History

United States
- Name: Swordfish
- Owner: Barclays & Livingston
- Builder: William H. Webb
- Launched: 1851
- Fate: Wrecked at the mouth of Yangtze Kiang when her achors were fouled, July 1862 Wreck sold at auction, 26 July 1862

General characteristics
- Type: Extreme clipper
- Tonnage: 1,036 t (1,020 long tons; 1,142 short tons)
- Length: 169.6 ft (51.7 m)
- Beam: 36.6 ft (11.2 m)
- Draft: 20 ft (6.1 m)

= Swordfish (clipper) =

Swordfish was an 1851 clipper ship which has been called William H. Webb’s masterpiece. She is known for her record-breaking race to San Francisco with the clipper Flying Fish.

==Record voyage==

“On her first passage out to San Francisco a race was arranged for large stakes between her and the Flying-fish, a Boston record-breaker, built by the great designer, Donald McKay. The Sword-fish won, making the trip in ninety-two days,—the second best record ever made,—her rival taking ninety-eight days.”

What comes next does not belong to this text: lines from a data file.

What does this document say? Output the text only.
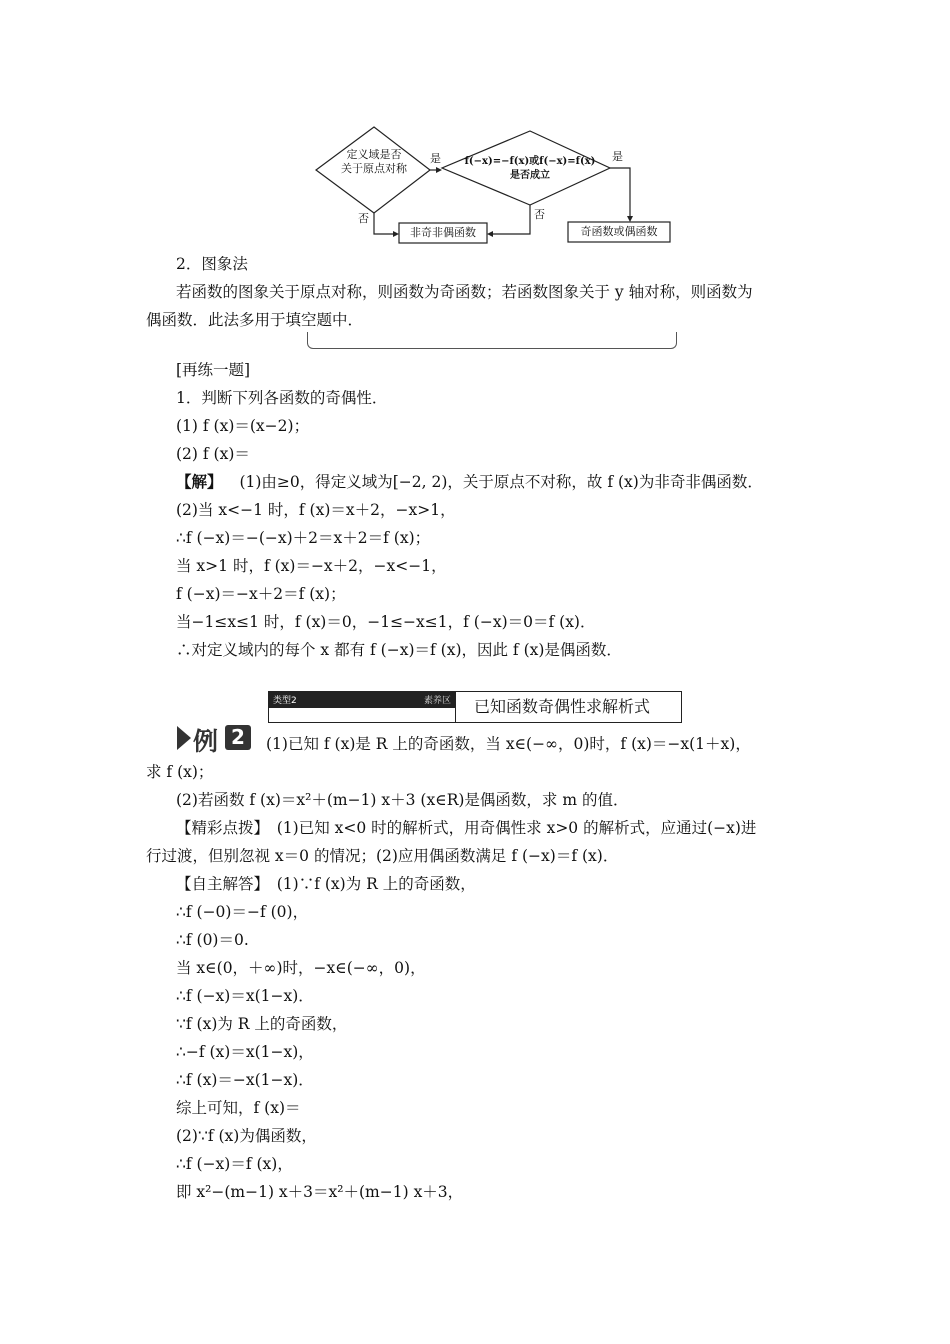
定义域是否
关于原点对称
f(−x)=−f(x)或f(−x)=f(x)
是否成立
是	是
否	否
非奇非偶函数	奇函数或偶函数
2．图象法
若函数的图象关于原点对称，则函数为奇函数；若函数图象关于 y 轴对称，则函数为
偶函数．此法多用于填空题中．
[再练一题]
1．判断下列各函数的奇偶性．
(1) f (x)＝(x−2)；
(2) f (x)＝
【解】 (1)由≥0，得定义域为[−2, 2)，关于原点不对称，故 f (x)为非奇非偶函数．
(2)当 x<−1 时，f (x)＝x＋2，−x>1，
∴f (−x)＝−(−x)＋2＝x＋2＝f (x)；
当 x>1 时，f (x)＝−x＋2，−x<−1，
f (−x)＝−x＋2＝f (x)；
当−1≤x≤1 时，f (x)＝0，−1≤−x≤1，f (−x)＝0＝f (x)．
∴对定义域内的每个 x 都有 f (−x)＝f (x)，因此 f (x)是偶函数．
类型2	素养区 已知函数奇偶性求解析式
例 2	(1)已知 f (x)是 R 上的奇函数，当 x∈(−∞，0)时，f (x)＝−x(1＋x)，
求 f (x)；
(2)若函数 f (x)＝x²＋(m−1) x＋3 (x∈R)是偶函数，求 m 的值．
【精彩点拨】　(1)已知 x<0 时的解析式，用奇偶性求 x>0 的解析式，应通过(−x)进
行过渡，但别忽视 x＝0 的情况；(2)应用偶函数满足 f (−x)＝f (x)．
【自主解答】　(1)∵f (x)为 R 上的奇函数，
∴f (−0)＝−f (0)，
∴f (0)＝0.
当 x∈(0，＋∞)时，−x∈(−∞，0)，
∴f (−x)＝x(1−x)．
∵f (x)为 R 上的奇函数，
∴−f (x)＝x(1−x)，
∴f (x)＝−x(1−x)．
综上可知，f (x)＝
(2)∵f (x)为偶函数，
∴f (−x)＝f (x)，
即 x²−(m−1) x＋3＝x²＋(m−1) x＋3，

The race took place in the fall the Sword Fish sailed out of Boston and the Flying Fish out of New York. The Flying Fish led to the equator by 4 days, but they both went round the Horn neck and neck. The Sword Fish would do the journey in 90 days, the Flying Fish in 98 1/2. The Flying Fish's career best record time to San Francisco was 92 days.